The Wealth of Nations


Manhattan ("New Amsterdam" at the time) circa 1660

Another excellent site I recommend everyone add to their favorites is Tech Central Station, an online business and political journal run by conservative libertarians like myself. Today's main article, written by this Turkish guy, explores whether Islam and capitalism can ever coexist (outside of the exceptions of Dubai and Turkey). I tend to disagree with the author's contention that Islam was originally an undoubtedly peaceful religion, but I think the article does a good job of pointing out how a necessary ingredient for economic prosperity is a culture that is favorable to investment, wealth creation, hard work, free markets, and thus capitalism as a whole.

For historical proof, look no further than the Netherlands in the 1600s and England in the 1700s. Neither of these tiny countries had much in natural resources or royal riches like France or Spain, but they were quickly swept by a Protestant ethos and Calvinist theology which preached hard work, individual accomplishment, profit-making, property rights, and economic freedom (by allowing usury). This stood in stark contrast to the lazy, bloated, socialist, bureaucratic, inefficient, centrally planned Catholic countries. As a result, England and Holland (and America) boomed, blooming into dynamic, mobile, and prosperous societies, and leaving Spain and France in the stone age. This is because the English and the Dutch provided legal/economic environments and frameworks favorable to wealth creation and economic freedom, as they continue to do so today.

My point is certainly not to bash Catholicism, as it has clearly reformed itself and now welcomes free-enterprise (look at Ireland and Eastern Europe). It is instead to show, unlike some who dismiss these things as valueless because they are intangible, that culture and religion clearly play a role in the legal and economic institutions that determine the wealth and poverty of nations.

God, I'm a huge nerd.

6 comments:

HANK said...

is this what you do at work?

Patrick said...

Of course, Stephen.
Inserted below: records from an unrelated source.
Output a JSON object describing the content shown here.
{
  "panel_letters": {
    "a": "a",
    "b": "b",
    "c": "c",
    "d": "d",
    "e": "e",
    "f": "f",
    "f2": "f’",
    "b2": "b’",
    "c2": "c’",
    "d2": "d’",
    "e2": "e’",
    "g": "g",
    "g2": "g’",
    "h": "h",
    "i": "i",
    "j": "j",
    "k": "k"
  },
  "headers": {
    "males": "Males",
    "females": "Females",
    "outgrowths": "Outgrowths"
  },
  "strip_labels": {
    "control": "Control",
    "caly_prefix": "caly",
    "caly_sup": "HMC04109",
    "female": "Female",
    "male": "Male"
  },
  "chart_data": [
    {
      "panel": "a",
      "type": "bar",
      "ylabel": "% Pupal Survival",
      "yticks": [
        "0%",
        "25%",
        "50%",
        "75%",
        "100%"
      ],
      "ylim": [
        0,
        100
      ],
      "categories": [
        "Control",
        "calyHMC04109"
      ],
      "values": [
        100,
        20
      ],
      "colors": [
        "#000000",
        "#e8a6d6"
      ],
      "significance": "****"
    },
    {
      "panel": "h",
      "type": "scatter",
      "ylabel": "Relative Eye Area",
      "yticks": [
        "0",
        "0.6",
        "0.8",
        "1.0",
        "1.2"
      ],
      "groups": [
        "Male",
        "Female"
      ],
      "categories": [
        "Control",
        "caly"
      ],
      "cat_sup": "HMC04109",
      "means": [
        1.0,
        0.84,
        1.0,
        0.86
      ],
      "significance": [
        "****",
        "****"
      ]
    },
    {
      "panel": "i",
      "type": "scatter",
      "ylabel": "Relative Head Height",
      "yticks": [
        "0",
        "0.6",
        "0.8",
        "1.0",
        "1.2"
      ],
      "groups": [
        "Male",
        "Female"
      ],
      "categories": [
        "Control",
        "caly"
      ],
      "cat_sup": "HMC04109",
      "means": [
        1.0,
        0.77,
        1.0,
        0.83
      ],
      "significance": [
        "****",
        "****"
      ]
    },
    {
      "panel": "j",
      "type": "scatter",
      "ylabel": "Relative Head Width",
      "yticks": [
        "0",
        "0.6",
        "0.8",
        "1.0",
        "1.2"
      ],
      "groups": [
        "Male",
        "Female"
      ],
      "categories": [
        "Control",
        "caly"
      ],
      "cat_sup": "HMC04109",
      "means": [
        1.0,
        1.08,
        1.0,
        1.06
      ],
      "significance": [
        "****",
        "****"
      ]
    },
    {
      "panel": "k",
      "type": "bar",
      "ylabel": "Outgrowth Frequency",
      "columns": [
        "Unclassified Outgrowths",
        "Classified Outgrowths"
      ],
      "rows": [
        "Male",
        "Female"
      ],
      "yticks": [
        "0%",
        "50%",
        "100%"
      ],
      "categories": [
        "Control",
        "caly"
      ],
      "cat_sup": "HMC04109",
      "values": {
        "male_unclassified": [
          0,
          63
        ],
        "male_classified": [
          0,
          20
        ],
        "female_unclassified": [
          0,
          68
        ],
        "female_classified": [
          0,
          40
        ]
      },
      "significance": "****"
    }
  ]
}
I'm always busy at my job, like everyone else, at 9:18 PM.

HANK said...

Its a shame what has become of the Presbyterian/Calvanist Church...
Check it out,

http://www.cnn.com/2006/US/06/19/presbyterians.ap/index.html

HANK said...

nevermind, the whole link won't paste.

go to southernappeal.org to see the link

Patrick said...

That's probably because mainstream Presbyterians stopped following the teachings of Calvin (and, more broadly, St. Augustine) a long time ago.

HANK said...

yeah, typical liberals... changing themselves into non-existence.